От современных антологий часто ждут и более радикальных действий. Андрей Пермяков пишет, что появление будущих антологий современной поэзии, в том числе довольно молодой, «сделает ситуацию интереснее и яснее. И может быть, у поколения даже появится имя. Вот это как раз не со всеми поколениями происходит» (Арион, 2013, № 3). Интересная функция – создание «имени поколения», выдвижение некоего поэта в качестве «голоса» какого-либо поколения, – которая антологиям как раз не свойственна, но которую, например, пытаются реализовать «Последнее стихотворение» и «Первое стихотворение» Ю. Казарина с очевидной ставкой на Бориса Рыжего и игнорированием, например, поэтического опыта Дениса Новикова, без которого, возможно, Бориса Рыжего как поэта трагической ноты и не было бы.
Сугубо тематические антологии я склонна рассматривать как своеобразные хрестоматии: «Лотос в воздухе. Индия в стихах русских поэтов» (М., 2009), «Верлибр нового тысячелетия» (М., 2007), «Танкетки.

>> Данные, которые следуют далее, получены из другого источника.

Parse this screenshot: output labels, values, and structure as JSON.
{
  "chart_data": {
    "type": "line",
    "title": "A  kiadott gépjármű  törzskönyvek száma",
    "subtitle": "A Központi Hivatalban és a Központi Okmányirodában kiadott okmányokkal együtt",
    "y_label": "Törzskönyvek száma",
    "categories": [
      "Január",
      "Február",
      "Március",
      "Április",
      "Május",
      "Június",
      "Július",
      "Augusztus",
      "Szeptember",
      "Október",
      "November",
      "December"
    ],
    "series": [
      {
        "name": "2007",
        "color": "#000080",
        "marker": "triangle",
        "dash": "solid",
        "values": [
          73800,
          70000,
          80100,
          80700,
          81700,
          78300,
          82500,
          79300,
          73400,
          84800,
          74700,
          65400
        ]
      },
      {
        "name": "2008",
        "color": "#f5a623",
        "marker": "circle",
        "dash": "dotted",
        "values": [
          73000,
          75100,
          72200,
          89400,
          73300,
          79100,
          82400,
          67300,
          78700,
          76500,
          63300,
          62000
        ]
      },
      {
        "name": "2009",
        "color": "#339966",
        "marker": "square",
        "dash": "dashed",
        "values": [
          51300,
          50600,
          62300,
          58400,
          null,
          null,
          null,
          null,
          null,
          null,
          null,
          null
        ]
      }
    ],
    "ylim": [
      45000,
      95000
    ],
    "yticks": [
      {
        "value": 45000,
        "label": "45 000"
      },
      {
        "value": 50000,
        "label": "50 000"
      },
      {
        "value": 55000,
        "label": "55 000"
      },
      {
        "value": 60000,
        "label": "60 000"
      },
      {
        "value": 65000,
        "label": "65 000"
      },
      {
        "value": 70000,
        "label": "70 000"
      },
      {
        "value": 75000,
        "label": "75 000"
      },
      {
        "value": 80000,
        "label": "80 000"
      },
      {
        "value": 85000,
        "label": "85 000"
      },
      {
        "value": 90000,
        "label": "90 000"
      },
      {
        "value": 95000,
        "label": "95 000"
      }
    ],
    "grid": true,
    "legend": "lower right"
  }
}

Теперь на бумаге» (М., 2008) и т. д. (данная подборка совершенно случайна, на месте приведенных примеров могли быть любые другие). Более того, антологии могут представлять собой справочники или энциклопедии. Показательно, что та же «Современная уральская поэзия» получила продолжение в виде презентованной недавно в Екатеринбурге, Перми, Красноярске и Челябинске полноценной энциклопедии «Уральская поэтическая школа», куда вошла информация не только о порядка ста пятидесяти авторах трех томов антологии, но и о тех, кто поддерживал проекты В. Кальпиди и распространял его идеи в регионе и за его пределами (В. Абашеве, Д. Бавильском, Д. Давыдове, Д. Кузьмине, В. Курицыне, А. Сидякиной и др.).
Смещение форматов, которые я попыталась продемонстрировать и которые, в принципе, воображаемы на будущее, – это реальная возможность создания действительно гибридных проектов, которые, возможно, будут даже наделены тем популяризаторским потенциалом, о котором говорил Леонид Костюков, указывая, что антология «имеет в основе замысла мощный импульс и желание пробиться к возможно дальнему читателю. По крайней мере, выйти за пределы круга литераторов. Захватить, приобщить». Очевидно, что всякая книга, рассчитанная на широкого читателя, желает, несмотря на современные тиражи, к нему пробиться и его приобщить, но не у всякой есть эта пробивная сила. Гибриды (в том числе сетевые) в силу оригинальности их концепции и формата, без сомнения, имеют большие шансы быть прочитанными. В этом я вижу безусловное будущее антологий, хотя на сегодняшний день огромное их количество и размытость форматов приводят к определенной потере статусности.